Looking Ahead: The Decade of Agents
Karpathy's self-driving car story serves as a crucial reality check. He had a perfect Waymo demo in 2013 and thought autonomous driving was imminent. Twelve years later, we're still working on it.
His prediction? This is the decade of agents - not the year of agents. We need to be patient, keep humans in the loop, and gradually slide that autonomy slider from left to right.
The Bottom Line
What an incredible time to enter the tech industry! We're not just iterating on existing paradigms - we're completely rewriting how software works. Three different programming paradigms (traditional code, neural networks, natural language) are competing and complementing each other.
The winners won't necessarily be those building the best LLMs. They'll be those who build the best experiences on top of these new operating systems. Just like the biggest tech companies today aren't OS vendors but application builders.

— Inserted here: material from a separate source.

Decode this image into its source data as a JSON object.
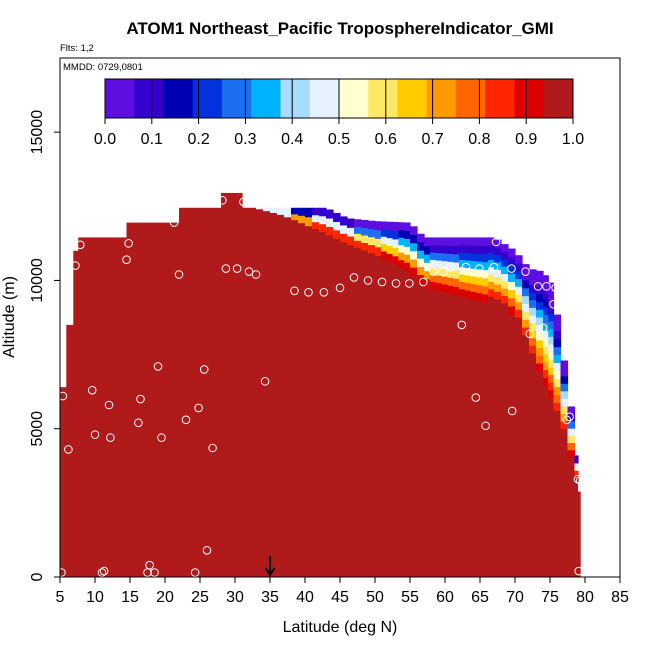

As someone who started with MS-DOS and watched GUIs revolutionize computing, I can't help but feel we're at a similar inflection point. We're in the MS-DOS era of AI - powerful but clunky, text-based, requiring memorization of commands. The GUI moment for AI is coming, and it's going to change everything.
The future isn't about AI replacing programmers. It's about AI augmenting human creativity, making programming accessible to kids who just want to build cool stuff, and gradually automating the tedious parts while we focus on what matters: solving real problems for real people.